Infers a heuristic partition of observed variables into exogenous (\(Y_2\)) and endogenous (\(Y_1\)) blocks for use in NMF-SEM. The method is based on positive-SEM logic, causal ordering, and optional sign alignment using the first principal component (PC1).
The procedure:
internally standardizes variables (mean 0, sd 1),
optionally flips signs so that most variables align positively with PC1,
infers a causal ordering by repeatedly regressing each variable on the remaining ones and selecting the variable with the largest minimum standardized coefficient,
determines an exogenous block by scanning the ordering from upstream and stopping at the first variable whose strongest parent coefficient exceeds
threshold.
If n.exogenous is supplied, it overrides the automatic threshold rule.
Arguments
- x
A numeric matrix or data frame with rows = samples and columns = observed variables.
- n.exogenous
Optional integer specifying the number of exogenous variables (\(Y_2\)). If
NULL, the number is inferred automatically by the coefficient cut-off rule.- threshold
Standardized regression-coefficient threshold used in the automatic exogenous–endogenous split.
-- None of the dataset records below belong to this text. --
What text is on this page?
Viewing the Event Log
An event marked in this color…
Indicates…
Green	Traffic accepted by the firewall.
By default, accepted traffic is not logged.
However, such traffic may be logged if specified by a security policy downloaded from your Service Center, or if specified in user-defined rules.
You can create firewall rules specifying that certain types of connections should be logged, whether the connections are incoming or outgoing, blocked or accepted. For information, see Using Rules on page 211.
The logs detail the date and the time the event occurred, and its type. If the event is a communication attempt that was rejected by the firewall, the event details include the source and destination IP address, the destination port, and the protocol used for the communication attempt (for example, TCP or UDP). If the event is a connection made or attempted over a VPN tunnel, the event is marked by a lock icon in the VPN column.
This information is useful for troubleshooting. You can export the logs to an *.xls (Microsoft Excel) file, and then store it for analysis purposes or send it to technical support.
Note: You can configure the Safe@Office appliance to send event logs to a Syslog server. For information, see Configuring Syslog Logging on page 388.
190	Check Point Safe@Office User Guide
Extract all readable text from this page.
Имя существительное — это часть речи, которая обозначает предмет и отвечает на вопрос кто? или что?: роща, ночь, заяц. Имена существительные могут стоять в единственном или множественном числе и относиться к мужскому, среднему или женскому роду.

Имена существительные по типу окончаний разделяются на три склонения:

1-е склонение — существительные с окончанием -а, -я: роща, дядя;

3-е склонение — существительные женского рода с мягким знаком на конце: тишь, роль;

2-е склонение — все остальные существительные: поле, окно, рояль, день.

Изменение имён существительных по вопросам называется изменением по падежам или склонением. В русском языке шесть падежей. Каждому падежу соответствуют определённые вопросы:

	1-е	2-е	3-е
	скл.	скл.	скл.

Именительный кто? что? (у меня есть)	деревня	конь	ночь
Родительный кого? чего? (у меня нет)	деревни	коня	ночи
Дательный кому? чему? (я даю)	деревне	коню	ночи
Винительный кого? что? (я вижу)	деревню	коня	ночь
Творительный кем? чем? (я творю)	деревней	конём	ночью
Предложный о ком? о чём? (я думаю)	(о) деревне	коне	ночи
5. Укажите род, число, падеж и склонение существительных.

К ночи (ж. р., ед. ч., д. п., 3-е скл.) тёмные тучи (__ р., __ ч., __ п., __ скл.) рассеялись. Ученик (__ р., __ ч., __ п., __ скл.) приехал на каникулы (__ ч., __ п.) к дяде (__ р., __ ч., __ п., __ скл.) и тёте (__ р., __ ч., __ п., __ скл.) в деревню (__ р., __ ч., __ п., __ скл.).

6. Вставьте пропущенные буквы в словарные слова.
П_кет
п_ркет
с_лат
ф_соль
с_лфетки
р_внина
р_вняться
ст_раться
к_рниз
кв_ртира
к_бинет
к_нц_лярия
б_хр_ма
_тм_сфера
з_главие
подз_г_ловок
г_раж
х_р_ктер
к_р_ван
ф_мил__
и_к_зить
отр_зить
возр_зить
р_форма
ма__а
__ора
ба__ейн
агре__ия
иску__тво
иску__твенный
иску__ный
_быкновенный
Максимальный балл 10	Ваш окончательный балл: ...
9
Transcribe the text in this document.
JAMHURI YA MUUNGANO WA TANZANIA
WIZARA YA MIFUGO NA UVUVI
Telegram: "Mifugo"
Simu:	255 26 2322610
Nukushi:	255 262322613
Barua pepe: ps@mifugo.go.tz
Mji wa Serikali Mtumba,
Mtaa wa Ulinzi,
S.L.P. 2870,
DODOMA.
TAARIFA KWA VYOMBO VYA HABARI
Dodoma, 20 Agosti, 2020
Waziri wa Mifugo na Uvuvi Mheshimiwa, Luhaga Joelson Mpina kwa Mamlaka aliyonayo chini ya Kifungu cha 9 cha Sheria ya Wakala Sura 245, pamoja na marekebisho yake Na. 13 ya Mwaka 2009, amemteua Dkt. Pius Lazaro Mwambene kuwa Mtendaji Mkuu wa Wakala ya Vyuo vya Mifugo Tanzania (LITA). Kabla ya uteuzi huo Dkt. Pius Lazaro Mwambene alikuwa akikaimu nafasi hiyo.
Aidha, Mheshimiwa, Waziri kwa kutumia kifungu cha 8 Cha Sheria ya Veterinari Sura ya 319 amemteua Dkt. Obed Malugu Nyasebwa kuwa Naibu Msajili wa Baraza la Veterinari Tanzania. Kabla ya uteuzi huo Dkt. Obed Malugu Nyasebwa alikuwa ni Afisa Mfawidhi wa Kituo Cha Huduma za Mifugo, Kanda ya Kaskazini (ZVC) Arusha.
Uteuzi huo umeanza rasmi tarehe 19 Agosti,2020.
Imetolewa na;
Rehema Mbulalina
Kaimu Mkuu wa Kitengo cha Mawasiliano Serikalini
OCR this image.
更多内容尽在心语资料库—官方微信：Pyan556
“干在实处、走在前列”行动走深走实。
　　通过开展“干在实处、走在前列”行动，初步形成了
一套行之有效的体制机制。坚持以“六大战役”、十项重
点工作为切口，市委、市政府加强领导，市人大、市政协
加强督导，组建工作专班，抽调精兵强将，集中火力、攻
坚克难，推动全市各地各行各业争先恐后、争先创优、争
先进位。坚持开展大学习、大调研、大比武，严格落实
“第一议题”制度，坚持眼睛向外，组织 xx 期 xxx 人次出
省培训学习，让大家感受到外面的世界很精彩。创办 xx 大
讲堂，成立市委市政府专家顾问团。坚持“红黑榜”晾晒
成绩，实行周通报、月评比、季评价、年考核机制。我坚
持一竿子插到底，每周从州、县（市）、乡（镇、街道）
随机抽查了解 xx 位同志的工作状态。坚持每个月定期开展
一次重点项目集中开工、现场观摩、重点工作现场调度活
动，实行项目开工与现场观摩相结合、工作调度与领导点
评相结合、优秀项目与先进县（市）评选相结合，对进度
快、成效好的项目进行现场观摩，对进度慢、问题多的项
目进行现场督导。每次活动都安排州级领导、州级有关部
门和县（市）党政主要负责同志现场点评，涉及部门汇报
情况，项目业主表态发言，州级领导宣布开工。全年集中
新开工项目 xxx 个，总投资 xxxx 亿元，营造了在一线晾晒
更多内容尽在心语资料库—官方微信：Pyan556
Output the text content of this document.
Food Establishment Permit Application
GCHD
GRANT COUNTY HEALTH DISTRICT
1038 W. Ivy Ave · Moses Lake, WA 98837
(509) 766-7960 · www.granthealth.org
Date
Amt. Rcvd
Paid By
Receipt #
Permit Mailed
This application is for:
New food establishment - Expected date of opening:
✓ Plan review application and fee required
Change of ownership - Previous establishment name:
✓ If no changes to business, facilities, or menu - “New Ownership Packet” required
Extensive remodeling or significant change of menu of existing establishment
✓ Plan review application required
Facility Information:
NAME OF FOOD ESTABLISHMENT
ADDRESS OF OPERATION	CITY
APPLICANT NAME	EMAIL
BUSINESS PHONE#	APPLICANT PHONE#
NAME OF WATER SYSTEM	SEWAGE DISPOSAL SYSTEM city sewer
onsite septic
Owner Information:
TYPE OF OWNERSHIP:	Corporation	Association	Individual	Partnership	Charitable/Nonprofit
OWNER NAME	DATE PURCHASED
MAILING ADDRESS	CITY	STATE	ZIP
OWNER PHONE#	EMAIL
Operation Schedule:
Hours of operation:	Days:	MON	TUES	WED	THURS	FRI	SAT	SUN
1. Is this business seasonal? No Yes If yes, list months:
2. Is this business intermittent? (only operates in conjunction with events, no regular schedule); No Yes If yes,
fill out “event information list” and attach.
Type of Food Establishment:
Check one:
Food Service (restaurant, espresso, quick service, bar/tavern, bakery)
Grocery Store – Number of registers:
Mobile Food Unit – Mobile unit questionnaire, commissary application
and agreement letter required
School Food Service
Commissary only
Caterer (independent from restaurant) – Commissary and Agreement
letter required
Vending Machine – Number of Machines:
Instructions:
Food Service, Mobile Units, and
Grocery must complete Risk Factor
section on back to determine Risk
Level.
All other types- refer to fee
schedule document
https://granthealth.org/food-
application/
A variable is treated as endogenous once its maximum standardized parent coefficient exceeds this value. (Default:
0.1)- auto.flipped
Logical; if
TRUE, applies PC1-based automatic sign flipping after standardization to ensure consistent orientation. (Default:TRUE)- verbose
Logical; if
TRUE, prints progress messages and the resulting variable split. (Default:FALSE)
Value
A list with:
- endogenous.variables
Character vector of variables selected as endogenous (\(Y_1\)).
- exogenous.variables
Character vector of variables selected as exogenous (\(Y_2\)).
- ordered.variables
Variables in inferred causal order (from exogenous to endogenous).
- is.flipped
Logical vector indicating which variables were sign-flipped during processing.
- n.exogenous
Integer giving the number of exogenous variables.